High-level functions

from_pyarrow(table, path, chunk_size=None)

Writes a pyarrow.Table to a YXDB file. Arrow types are mapped to YXDB field types automatically (see Field types):

import pyarrow as pa, openyxdb

table = pa.table({"id": [1, 2, 3], "name": ["Alice", "Bob", "Carol"]})
openyxdb.from_pyarrow(table, "output.yxdb")

For very large tables, pass chunk_size to control how many rows are written per block:

openyxdb.from_pyarrow(large_table, "output.yxdb", chunk_size=65_536)

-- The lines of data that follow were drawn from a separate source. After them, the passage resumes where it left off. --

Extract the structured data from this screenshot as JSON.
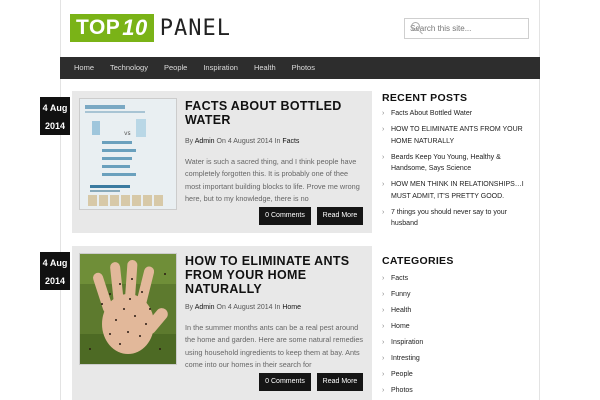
{
  "header": {
    "logo_box_text": "TOP",
    "logo_box_num": "10",
    "logo_text": "PANEL",
    "search_placeholder": "Search this site..."
  },
  "nav": {
    "items": [
      "Home",
      "Technology",
      "People",
      "Inspiration",
      "Health",
      "Photos"
    ]
  },
  "posts": [
    {
      "date_day": "4 Aug",
      "date_year": "2014",
      "title": "Facts About Bottled Water",
      "meta_by": "By",
      "author": "Admin",
      "meta_on": "On 4 August 2014 In",
      "category": "Facts",
      "excerpt": "Water is such a sacred thing, and I think people have completely forgotten this. It is probably one of thee most important building blocks to life. Prove me wrong here, but to my knowledge, there is no",
      "comments_label": "0 Comments",
      "read_more_label": "Read More"
    },
    {
      "date_day": "4 Aug",
      "date_year": "2014",
      "title": "How To Eliminate Ants From Your Home Naturally",
      "meta_by": "By",
      "author": "Admin",
      "meta_on": "On 4 August 2014 In",
      "category": "Home",
      "excerpt": "In the summer months ants can be a real pest around the home and garden. Here are some natural remedies using household ingredients to keep them at bay. Ants come into our homes in their search for",
      "comments_label": "0 Comments",
      "read_more_label": "Read More"
    }
  ],
  "sidebar": {
    "recent_title": "RECENT POSTS",
    "recent": [
      "Facts About Bottled Water",
      "HOW TO ELIMINATE ANTS FROM YOUR HOME NATURALLY",
      "Beards Keep You Young, Healthy & Handsome, Says Science",
      "HOW MEN THINK IN RELATIONSHIPS…I MUST ADMIT, IT'S PRETTY GOOD.",
      "7 things you should never say to your husband"
    ],
    "categories_title": "CATEGORIES",
    "categories": [
      "Facts",
      "Funny",
      "Health",
      "Home",
      "Inspiration",
      "Intresting",
      "People",
      "Photos"
    ]
  },
  "colors": {
    "logo_green": "#7ab317",
    "nav_bg": "#2d2d2d",
    "post_bg": "#e8e8e8",
    "button_bg": "#151515"
  }
}
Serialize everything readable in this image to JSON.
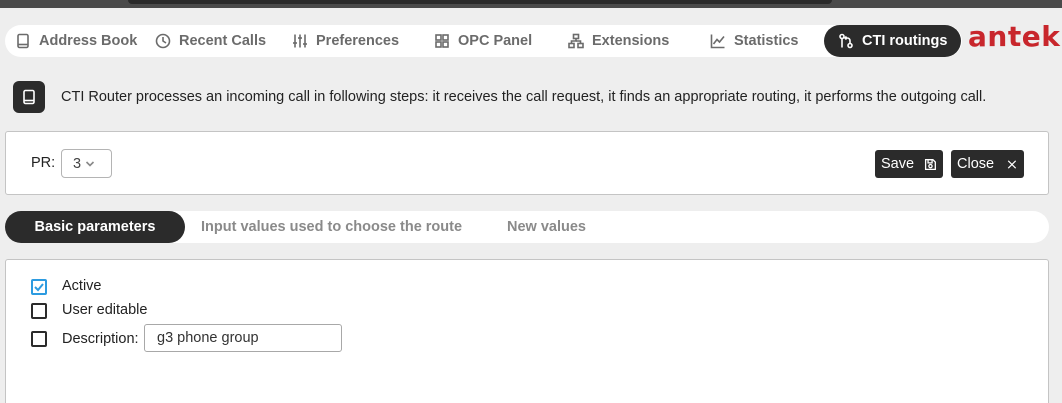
{
  "nav": {
    "items": [
      {
        "label": "Address Book",
        "icon": "book-icon"
      },
      {
        "label": "Recent Calls",
        "icon": "clock-icon"
      },
      {
        "label": "Preferences",
        "icon": "sliders-icon"
      },
      {
        "label": "OPC Panel",
        "icon": "grid-icon"
      },
      {
        "label": "Extensions",
        "icon": "network-icon"
      },
      {
        "label": "Statistics",
        "icon": "chart-icon"
      },
      {
        "label": "CTI routings",
        "icon": "routing-icon",
        "active": true
      }
    ]
  },
  "logo": "antek",
  "info": {
    "icon": "book-icon",
    "text": "CTI Router processes an incoming call in following steps: it receives the call request, it finds an appropriate routing, it performs the outgoing call."
  },
  "form": {
    "pr_label": "PR:",
    "pr_value": "3",
    "save_label": "Save",
    "close_label": "Close"
  },
  "tabs": [
    {
      "label": "Basic parameters",
      "active": true
    },
    {
      "label": "Input values used to choose the route"
    },
    {
      "label": "New values"
    }
  ],
  "basic": {
    "active_label": "Active",
    "active_checked": true,
    "user_editable_label": "User editable",
    "user_editable_checked": false,
    "description_label": "Description:",
    "description_checked": false,
    "description_value": "g3 phone group"
  },
  "colors": {
    "brand": "#c8262c",
    "dark": "#2b2b2b",
    "check_accent": "#2c9be0"
  }
}
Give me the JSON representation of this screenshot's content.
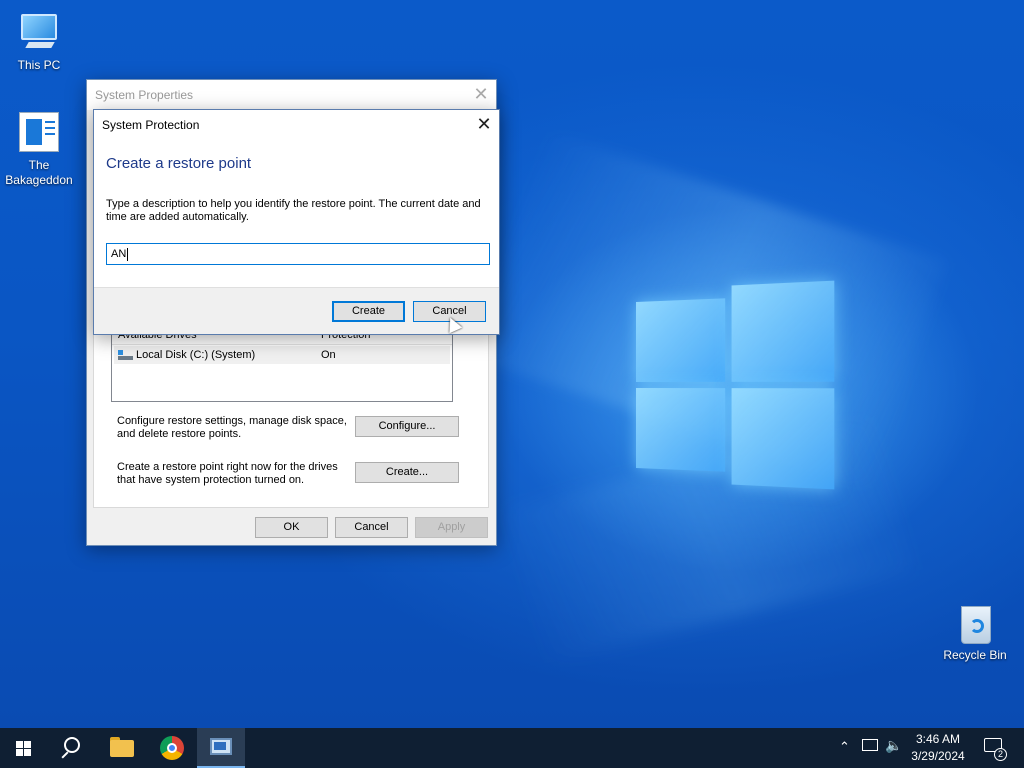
{
  "desktop": {
    "icons": [
      {
        "label": "This PC",
        "icon": "computer-icon"
      },
      {
        "label": "The Bakageddon",
        "icon": "document-icon"
      },
      {
        "label": "Recycle Bin",
        "icon": "recycle-bin-icon"
      }
    ]
  },
  "system_properties": {
    "title": "System Properties",
    "drives_header": {
      "col1": "Available Drives",
      "col2": "Protection"
    },
    "drives": [
      {
        "name": "Local Disk (C:) (System)",
        "protection": "On"
      }
    ],
    "configure_text": "Configure restore settings, manage disk space, and delete restore points.",
    "configure_button": "Configure...",
    "create_text": "Create a restore point right now for the drives that have system protection turned on.",
    "create_button": "Create...",
    "ok_button": "OK",
    "cancel_button": "Cancel",
    "apply_button": "Apply"
  },
  "system_protection": {
    "title": "System Protection",
    "heading": "Create a restore point",
    "description": "Type a description to help you identify the restore point. The current date and time are added automatically.",
    "input_value": "AN",
    "create_button": "Create",
    "cancel_button": "Cancel"
  },
  "taskbar": {
    "apps": [
      "start-icon",
      "search-icon",
      "file-explorer-icon",
      "chrome-icon",
      "system-properties-icon"
    ],
    "time": "3:46 AM",
    "date": "3/29/2024",
    "notification_count": "2"
  },
  "colors": {
    "accent": "#0078d7",
    "heading": "#1e3a8a",
    "taskbar": "#0f1f33",
    "wallpaper": "#0a56c4"
  }
}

from_pandas(df, path, chunk_size=None)

import pandas as pd, openyxdb

df = pd.DataFrame({"x": [1.0, 2.0, 3.0], "label": ["a", "b", "c"]})
openyxdb.from_pandas(df, "output.yxdb")

from_polars(df, path)

import polars as pl, openyxdb

df = pl.DataFrame({"x": [1, 2, 3], "y": [4.0, 5.0, 6.0]})
openyxdb.from_polars(df, "output.yxdb")

write_yxdb(path, columns, schema=None)

Writes a dict[str, list] of Python lists to a YXDB file. Schema is inferred from the data when not provided:

import openyxdb

openyxdb.write_yxdb("output.yxdb", {
"id": [1, 2, 3],
"name": ["Alice", "Bob", "Carol"],
"active": [True, False, True],
})

To override the inferred schema, pass a list of FieldInfo objects:

from openyxdb import FieldInfo, Writer

fi = FieldInfo()
fi.name = "score"
fi.type = "Double"
fi.size = 8
fi.scale = 0

openyxdb.write_yxdb("output.yxdb", {"score": [1.5, 2.5, 3.5]}, schema=[fi])

Streaming write from a Polars lazy plan

sink_yxdb(lf, path) executes a lazy plan and writes the result in chunks without buffering the full output in Python:

import polars as pl, openyxdb

lf = pl.scan_yxdb("source.yxdb").filter(pl.col("active") == True)
openyxdb.sink_yxdb(lf, "active_only.yxdb", chunk_size=65_536)

The namespace shorthand is equivalent:

lf.yxdb.sink("active_only.yxdb")
Polars streaming limitation

Polars 1.x does not expose a public plugin API for custom sink_* formats, so sink_yxdb still performs a single collect() before chunk-writing. The chunking reduces the peak Python-side buffer to chunk_size rows, but the query result must fully materialize first. True per-batch push sinks require an upstream Polars API.

Low-level write

Use Writer directly when you need full control over the schema:

from openyxdb import Writer, FieldInfo

fields = []
for name, typ, size in [("id", "Int32", 4), ("label", "V_WString", 262144)]:
fi = FieldInfo()
fi.name = name
fi.type = typ
fi.size = size
fi.scale = 0
fields.append(fi)

with Writer("output.yxdb", fields) as w:
w.write_columns({"id": [1, 2, 3], "label": ["a", "b", "c"]})